Cela dit, même si la sympathie américaine semble réelle pour un processus d’unification entre peuples "cousins" (i. e : cousins entre eux et cousins de l’Amérique...) autrefois en guerre, nombreuses restent néanmoins les voix encore sceptiques devant le "modèle européen" (sans parler même de l’Amérique conservatrice profond : pour qui cette Europe - "de plus en plus socialiste" - reste un repoussoir plutôt qu’un modèle...).
Ceux-là, tels le journaliste Jonathan Rauch du « National Journal » estiment que l’Europe est "un modèle en déséquilibre qui se dirige vers une crise" et que l’actuelle fascination de l’Amérique pour l’Europe n’est pas sans rappeler celle que suscitait autrefois le Japon, dans les années 1980 [11].
Adieu au monde unipolaire...
On savait déjà que l’hyper-puissance américaine était battue en brèche par la montée en puissance de la Chine (symbolisée avec éloquence par les fastes des récents « Jeux olympiques » de Beijing et par les résultats sportifs éloquents obtenus par la Chine à cette occasion...).
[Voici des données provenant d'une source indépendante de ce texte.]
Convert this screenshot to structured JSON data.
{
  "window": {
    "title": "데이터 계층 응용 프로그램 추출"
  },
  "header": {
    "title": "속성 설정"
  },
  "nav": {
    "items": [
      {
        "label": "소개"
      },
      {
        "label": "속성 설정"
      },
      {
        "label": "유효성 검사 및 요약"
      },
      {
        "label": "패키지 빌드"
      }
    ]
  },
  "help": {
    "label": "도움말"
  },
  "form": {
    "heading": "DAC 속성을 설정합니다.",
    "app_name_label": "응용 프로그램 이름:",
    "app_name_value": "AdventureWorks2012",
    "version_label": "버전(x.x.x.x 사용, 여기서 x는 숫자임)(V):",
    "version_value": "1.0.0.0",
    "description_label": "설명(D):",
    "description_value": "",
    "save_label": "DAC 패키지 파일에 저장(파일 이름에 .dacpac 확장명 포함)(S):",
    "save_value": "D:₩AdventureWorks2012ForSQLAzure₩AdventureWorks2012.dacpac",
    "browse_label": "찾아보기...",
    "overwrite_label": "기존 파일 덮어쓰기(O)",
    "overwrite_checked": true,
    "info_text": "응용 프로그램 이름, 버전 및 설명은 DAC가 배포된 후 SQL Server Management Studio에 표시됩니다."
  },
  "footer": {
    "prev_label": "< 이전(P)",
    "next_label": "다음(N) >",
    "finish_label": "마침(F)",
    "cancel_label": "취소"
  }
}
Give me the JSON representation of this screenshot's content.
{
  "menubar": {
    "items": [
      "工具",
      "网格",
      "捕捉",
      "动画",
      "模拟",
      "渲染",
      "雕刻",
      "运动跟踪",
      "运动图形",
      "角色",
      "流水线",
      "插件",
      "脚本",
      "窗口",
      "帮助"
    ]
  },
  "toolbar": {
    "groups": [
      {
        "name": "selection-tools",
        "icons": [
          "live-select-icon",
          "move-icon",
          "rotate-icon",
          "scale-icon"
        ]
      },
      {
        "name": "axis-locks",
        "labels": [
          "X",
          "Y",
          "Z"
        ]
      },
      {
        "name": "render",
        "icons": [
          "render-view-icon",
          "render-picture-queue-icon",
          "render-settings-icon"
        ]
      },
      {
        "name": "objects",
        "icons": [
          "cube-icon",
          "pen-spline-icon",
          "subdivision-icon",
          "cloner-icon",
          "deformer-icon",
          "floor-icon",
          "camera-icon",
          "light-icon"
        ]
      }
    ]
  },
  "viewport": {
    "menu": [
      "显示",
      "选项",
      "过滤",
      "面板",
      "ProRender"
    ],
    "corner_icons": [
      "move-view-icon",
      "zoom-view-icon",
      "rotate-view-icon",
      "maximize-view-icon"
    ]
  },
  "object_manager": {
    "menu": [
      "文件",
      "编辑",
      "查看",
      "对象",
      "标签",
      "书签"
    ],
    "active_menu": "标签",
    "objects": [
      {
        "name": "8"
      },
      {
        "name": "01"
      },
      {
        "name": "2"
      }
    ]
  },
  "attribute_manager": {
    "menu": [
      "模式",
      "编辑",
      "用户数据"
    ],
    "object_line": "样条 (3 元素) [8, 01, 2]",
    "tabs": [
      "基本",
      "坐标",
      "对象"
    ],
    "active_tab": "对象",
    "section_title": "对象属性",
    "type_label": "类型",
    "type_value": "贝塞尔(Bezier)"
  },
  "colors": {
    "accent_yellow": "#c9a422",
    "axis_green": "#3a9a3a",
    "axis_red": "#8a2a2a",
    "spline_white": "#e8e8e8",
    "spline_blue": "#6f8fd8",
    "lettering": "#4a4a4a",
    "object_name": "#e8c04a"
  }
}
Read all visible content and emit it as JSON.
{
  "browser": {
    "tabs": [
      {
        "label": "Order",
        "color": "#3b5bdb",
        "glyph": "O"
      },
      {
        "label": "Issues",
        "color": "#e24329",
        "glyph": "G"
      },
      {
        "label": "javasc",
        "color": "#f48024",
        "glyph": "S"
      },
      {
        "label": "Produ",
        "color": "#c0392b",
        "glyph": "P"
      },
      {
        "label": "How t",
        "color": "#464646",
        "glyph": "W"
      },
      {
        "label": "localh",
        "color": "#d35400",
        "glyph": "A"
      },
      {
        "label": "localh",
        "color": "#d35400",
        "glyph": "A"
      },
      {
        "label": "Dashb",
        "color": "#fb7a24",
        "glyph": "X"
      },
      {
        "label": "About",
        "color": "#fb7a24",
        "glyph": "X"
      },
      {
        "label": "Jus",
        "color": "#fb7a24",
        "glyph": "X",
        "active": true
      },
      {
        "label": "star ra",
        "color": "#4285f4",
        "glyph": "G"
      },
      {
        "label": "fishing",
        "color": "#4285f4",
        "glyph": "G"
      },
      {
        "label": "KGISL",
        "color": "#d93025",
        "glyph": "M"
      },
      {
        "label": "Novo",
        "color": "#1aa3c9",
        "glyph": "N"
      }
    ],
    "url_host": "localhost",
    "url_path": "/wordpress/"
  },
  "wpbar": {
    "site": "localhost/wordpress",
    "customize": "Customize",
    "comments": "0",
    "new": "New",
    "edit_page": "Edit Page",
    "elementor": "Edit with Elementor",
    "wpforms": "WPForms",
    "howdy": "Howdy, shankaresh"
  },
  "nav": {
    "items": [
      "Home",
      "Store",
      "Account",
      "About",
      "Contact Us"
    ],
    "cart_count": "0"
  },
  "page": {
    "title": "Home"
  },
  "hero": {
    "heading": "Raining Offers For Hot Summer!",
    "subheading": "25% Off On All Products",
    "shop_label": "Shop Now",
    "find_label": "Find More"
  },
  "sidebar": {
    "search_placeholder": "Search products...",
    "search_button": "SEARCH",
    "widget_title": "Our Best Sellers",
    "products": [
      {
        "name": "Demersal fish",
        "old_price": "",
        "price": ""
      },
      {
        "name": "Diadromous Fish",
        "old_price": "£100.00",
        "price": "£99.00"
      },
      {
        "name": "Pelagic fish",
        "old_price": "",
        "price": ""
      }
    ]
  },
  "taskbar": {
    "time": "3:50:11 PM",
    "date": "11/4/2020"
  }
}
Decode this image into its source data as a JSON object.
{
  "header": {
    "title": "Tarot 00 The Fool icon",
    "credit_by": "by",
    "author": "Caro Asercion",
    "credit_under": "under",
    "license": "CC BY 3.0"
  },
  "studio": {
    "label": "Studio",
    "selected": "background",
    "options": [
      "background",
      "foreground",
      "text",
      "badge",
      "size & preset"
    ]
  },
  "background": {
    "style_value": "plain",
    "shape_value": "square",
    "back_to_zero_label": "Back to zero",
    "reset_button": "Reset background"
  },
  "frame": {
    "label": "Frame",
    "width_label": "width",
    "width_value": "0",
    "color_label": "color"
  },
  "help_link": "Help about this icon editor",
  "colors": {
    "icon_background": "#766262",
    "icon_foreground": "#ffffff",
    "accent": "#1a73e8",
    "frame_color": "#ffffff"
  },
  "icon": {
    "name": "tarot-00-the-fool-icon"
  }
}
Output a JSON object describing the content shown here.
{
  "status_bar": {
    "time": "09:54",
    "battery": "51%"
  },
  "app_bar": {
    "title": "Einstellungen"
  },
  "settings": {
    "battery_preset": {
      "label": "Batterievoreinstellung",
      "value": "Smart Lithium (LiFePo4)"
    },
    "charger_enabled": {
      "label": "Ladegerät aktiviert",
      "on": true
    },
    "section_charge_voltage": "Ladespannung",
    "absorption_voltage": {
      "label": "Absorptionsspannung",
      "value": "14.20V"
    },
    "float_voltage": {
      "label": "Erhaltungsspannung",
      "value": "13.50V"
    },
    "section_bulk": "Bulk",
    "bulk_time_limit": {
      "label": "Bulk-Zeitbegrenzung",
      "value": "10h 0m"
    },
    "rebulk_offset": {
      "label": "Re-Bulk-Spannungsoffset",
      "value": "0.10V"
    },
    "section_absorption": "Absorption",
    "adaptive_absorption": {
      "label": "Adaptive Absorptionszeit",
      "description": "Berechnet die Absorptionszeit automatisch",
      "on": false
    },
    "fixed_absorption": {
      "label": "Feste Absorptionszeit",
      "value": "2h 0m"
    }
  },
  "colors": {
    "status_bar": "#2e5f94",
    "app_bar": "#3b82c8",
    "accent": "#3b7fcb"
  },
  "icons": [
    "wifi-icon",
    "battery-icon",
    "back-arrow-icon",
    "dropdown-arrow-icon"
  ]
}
Mais oubliez donc le duel "exclusif" entre la seule Chine et les États-Unis...
Car l’Europe sera aussi présente dans le monde de demain, affirme le « Nihon Keizai Shimbun » de Tokyo (principal quotidien économique japonais). Avec des conséquences stratégiques à prévoir pour toutes les grandes questions internationales : de la Chine au Proche-Orient, et de la Russie à l’Iran, en passant par l’actuel projet de réforme de l’OTAN...
D’autant plus qu’on peut d’ores et déjà dire adieu au monde "unipolaire" de l’immédiat après-guerre froide, alors "dirigé" de façon unilatérale par l’hyperpuissance américaine. Un monde de demain qui sera donc forcément multipolaire et - donc - nécessairement multilatéral, impliquant de nombreux acteurs de puissances sensiblement équivalentes.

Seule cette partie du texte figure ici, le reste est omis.